MARKET SUMMARY: 5 TO 9 NOVEMBER
Research Team, 8 November 2018
There was an abundance of economic releases this week, but dominating global headlines was without doubt the US midterm elections. Back home, we saw the unemployment rate unexpectedly fall to a decade low, a decision from the RBNZ to hold the OCR steady, and prices at the Global Dairy Trade auction continue to slide. It was also a busy week of results, with almost 100 of S&P 500 companies reporting earnings. In New Zealand, we saw results from TrustPower, Goodman Property Trust and Pushpay, and annual meetings from NZ King Salmon, Fonterra and Trade Me.
This week saw unemployment drop to a surprise 10-year low, sparking a rally in the NZ dollar. The unemployment rate dropped to 3.9% in the September quarter, well below 4.4% recorded last quarter and the lowest since the June 2008 quarter, when it was 3.8%. The rate was well below market estimates for a slight increase to 4.5%. The NZ dollar rallied more than 1.1% against the US dollar to a three month high of US$0.67 following the news. Meanwhile, annual wage growth remained a relatively modest 1.9%.

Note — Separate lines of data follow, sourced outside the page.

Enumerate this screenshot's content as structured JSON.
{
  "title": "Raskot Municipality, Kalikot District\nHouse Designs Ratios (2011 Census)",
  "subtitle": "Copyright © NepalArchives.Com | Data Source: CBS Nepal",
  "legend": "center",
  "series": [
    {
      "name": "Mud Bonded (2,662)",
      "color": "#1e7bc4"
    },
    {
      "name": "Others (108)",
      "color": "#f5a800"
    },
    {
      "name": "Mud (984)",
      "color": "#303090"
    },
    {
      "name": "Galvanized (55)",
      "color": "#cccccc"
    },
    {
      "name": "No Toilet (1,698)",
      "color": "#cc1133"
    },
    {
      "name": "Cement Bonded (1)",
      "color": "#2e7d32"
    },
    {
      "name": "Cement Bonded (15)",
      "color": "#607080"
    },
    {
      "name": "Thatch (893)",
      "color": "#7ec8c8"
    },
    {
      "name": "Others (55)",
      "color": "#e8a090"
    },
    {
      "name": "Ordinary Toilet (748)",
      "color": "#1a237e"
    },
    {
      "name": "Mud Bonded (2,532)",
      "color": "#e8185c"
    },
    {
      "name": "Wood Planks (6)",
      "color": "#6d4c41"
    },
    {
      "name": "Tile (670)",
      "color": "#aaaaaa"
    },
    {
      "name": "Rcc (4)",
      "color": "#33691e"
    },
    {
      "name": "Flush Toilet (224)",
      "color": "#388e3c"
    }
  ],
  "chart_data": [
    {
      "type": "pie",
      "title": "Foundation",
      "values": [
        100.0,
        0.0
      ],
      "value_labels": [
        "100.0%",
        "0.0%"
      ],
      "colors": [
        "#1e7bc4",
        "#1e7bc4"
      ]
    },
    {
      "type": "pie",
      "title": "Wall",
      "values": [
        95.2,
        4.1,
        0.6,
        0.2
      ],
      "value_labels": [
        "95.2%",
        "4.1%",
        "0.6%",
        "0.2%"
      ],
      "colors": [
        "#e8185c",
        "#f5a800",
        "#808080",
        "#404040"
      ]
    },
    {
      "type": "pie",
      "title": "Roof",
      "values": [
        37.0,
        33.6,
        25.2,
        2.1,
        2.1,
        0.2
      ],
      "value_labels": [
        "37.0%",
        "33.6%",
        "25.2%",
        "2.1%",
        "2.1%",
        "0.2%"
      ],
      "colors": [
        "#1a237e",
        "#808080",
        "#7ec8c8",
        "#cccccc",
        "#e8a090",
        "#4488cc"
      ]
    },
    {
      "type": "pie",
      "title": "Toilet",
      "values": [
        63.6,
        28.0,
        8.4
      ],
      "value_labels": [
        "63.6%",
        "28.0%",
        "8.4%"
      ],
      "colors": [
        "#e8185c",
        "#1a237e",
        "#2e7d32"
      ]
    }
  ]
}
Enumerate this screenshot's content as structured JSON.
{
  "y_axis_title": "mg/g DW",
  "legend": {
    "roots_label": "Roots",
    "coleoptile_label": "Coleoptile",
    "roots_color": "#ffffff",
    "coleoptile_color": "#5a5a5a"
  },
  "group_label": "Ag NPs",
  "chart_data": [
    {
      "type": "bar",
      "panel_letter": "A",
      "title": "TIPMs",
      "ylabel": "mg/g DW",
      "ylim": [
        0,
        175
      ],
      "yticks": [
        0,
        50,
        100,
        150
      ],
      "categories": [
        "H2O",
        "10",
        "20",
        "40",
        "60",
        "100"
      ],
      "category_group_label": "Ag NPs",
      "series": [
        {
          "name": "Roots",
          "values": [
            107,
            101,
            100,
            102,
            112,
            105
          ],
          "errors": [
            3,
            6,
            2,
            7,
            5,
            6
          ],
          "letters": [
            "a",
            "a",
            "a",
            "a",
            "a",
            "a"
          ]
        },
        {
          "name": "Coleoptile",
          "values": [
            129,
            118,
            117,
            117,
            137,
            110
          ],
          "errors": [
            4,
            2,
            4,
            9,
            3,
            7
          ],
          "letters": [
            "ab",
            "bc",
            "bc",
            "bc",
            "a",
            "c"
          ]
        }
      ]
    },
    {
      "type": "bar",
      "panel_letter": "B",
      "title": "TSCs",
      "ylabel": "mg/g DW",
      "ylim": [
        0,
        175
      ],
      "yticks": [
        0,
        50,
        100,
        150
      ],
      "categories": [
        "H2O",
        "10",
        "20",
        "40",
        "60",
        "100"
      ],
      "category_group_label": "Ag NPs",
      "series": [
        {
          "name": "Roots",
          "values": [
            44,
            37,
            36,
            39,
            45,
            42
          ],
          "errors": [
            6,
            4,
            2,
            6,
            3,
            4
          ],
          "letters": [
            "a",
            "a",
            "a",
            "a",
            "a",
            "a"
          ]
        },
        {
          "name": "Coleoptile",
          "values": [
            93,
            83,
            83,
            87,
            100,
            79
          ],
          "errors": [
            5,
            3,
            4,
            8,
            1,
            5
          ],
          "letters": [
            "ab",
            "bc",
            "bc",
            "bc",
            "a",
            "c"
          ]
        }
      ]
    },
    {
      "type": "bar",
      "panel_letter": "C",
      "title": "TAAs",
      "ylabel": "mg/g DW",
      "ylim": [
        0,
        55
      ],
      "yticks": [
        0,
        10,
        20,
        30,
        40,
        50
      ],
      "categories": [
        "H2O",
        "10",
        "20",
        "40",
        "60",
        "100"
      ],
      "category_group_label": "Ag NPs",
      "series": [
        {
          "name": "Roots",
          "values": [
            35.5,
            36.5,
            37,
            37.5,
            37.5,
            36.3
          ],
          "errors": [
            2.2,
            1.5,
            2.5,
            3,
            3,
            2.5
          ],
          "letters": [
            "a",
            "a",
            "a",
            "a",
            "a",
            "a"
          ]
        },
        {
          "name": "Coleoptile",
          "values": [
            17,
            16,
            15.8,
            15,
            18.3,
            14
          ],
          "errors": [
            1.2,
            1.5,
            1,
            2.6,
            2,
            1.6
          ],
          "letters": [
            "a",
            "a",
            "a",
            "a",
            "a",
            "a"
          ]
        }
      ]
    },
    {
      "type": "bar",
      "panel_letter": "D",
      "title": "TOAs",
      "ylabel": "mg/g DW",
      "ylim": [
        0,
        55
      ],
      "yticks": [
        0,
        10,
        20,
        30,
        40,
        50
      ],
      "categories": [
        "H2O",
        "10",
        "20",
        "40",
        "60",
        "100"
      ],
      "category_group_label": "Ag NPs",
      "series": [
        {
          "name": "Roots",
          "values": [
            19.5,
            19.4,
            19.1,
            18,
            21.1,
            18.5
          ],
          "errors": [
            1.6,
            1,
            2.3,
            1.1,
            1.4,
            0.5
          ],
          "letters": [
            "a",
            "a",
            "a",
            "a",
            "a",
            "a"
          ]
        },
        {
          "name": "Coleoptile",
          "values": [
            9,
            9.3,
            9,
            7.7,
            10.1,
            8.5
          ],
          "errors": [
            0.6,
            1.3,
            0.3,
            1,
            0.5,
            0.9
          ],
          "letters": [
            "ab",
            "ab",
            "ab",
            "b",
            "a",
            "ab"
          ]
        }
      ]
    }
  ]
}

The next day, the Reserve Bank of New Zealand kept the Official Cash Rate steady at a record low of 1.75%. It has now been two years since the last move. The bank said it expects the rate to stay unchanged until 2020 and removed commentary of a rate cut. Governor Adrian Orr commented “employment is around its maximum sustainable level, however core consumer price inflation remains below our 2% target mid-point, necessitating continued supportive monetary policy.”

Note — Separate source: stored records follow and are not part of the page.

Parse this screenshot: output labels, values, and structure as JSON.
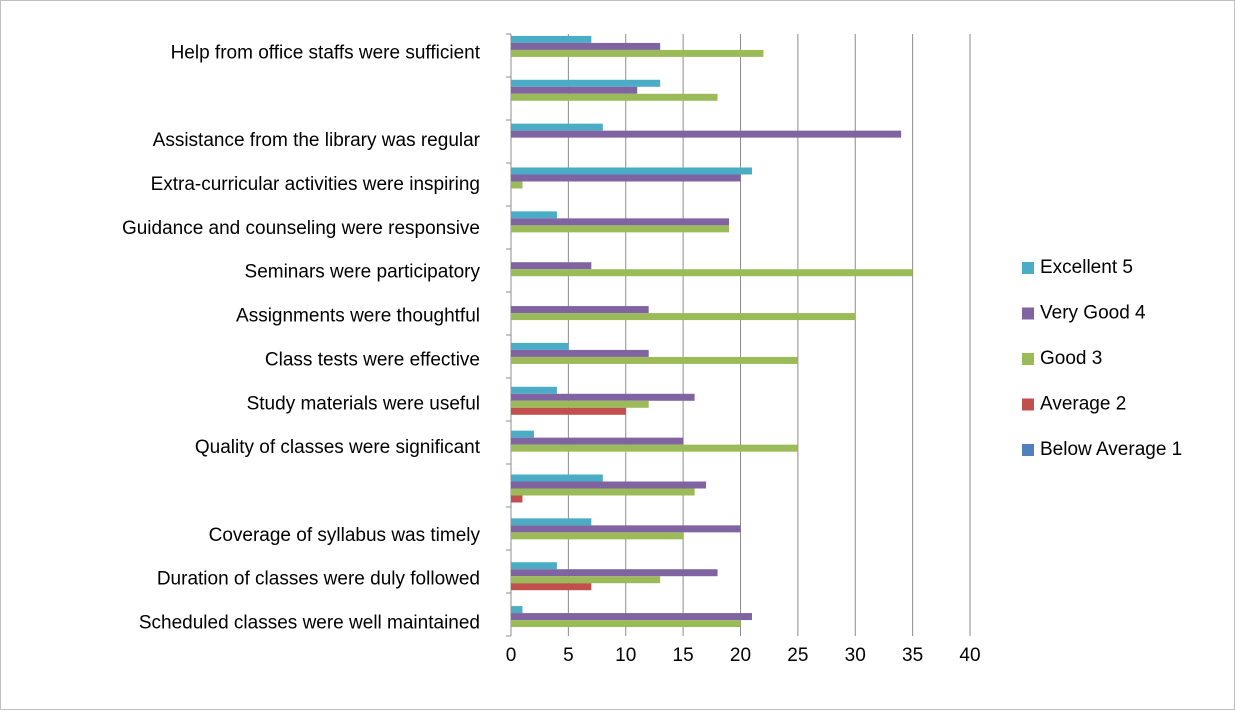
{
  "chart_data": {
    "type": "bar",
    "orientation": "horizontal",
    "categories": [
      "Scheduled classes were well maintained",
      "Duration of classes were duly followed",
      "Coverage of syllabus was timely",
      null,
      "Quality of classes were significant",
      "Study materials were useful",
      "Class tests were effective",
      "Assignments were thoughtful",
      "Seminars were participatory",
      "Guidance and counseling were responsive",
      "Extra-curricular activities were inspiring",
      "Assistance from the library was regular",
      null,
      "Help from office staffs were sufficient"
    ],
    "series": [
      {
        "name": "Excellent 5",
        "color": "#4bacc6",
        "values": [
          1,
          4,
          7,
          8,
          2,
          4,
          5,
          0,
          0,
          4,
          21,
          8,
          13,
          7
        ]
      },
      {
        "name": "Very Good 4",
        "color": "#8064a2",
        "values": [
          21,
          18,
          20,
          17,
          15,
          16,
          12,
          12,
          7,
          19,
          20,
          34,
          11,
          13
        ]
      },
      {
        "name": "Good 3",
        "color": "#9bbb59",
        "values": [
          20,
          13,
          15,
          16,
          25,
          12,
          25,
          30,
          35,
          19,
          1,
          0,
          18,
          22
        ]
      },
      {
        "name": "Average 2",
        "color": "#c0504d",
        "values": [
          0,
          7,
          0,
          1,
          0,
          10,
          0,
          0,
          0,
          0,
          0,
          0,
          0,
          0
        ]
      },
      {
        "name": "Below Average 1",
        "color": "#4f81bd",
        "values": [
          0,
          0,
          0,
          0,
          0,
          0,
          0,
          0,
          0,
          0,
          0,
          0,
          0,
          0
        ]
      }
    ],
    "xlim": [
      0,
      40
    ],
    "xticks": [
      0,
      5,
      10,
      15,
      20,
      25,
      30,
      35,
      40
    ],
    "grid": true,
    "legend": "right"
  }
}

Dairy product prices continued to slide at the latest Global Dairy Trade auction this week. The headline index fell 2% from the previous auction three weeks ago. Whole milk powder dropped 2.9% to its lowest price since August 2016, as supply continues to outweigh demand. Cheddar saw the most dramatic move, falling 4.6%, while butter slipped 1.7%.
In the US, markets soared following the midterm election results, lifting a cloud of uncertainty that was weighing on the market. Democrats won back the House of Representatives while Republicans retained control of the Senate, an outcome that has split Congress. Following the result, President Donald Trump indicated he is willing to work with the Democrats on policy initiatives to ensure the economy continues to grow. The major indices hit session highs following his comments. The Dow Jones and S&P 500 posted gains of more than 2.1%, marking the best rally after midterm elections since 1982.
Historically, markets have performed well when Congress is split and the White House in under Republican control, with the S&P 500 performing well in the wake of the elections. However, a split Congress could also lead to more investigations into President Trump and therefore create more market volatility. Trade will also remain one area of policy where Trump still has a high level of freedom.
Another notable announcement out of the US this week, was the number of US job vacancies. The data showed Americans remain confident in leaving their jobs for better pay or benefits elsewhere. Job vacancies exceeded the number of unemployment by more than one million, indicating the increasing difficulty for employers to fill open positions.
Across the ditch, the Reserve Bank of Australia announced its decision to keep the cash rate unchanged at a record low of 1.5%. Governor Philip Lowe said GDP is now expected to grow by 3.5% in 2018 and 2019, up from 3%. The Australian dollar held firm following the announcement.
Markets in Europe were mixed this week with politics remaining in focus. Euro zone finance ministers continue to put pressure on Italy to submit a new budget to the European Commission to end the standoff over the country’s spending plans.
Meanwhile, former UK Prime Minister, Tony Blair, said he will do ‘everything he can’ to stop Brexit. Blair claims Brexit is painful and pointless. Britain is due to leave the European Union in March 2019.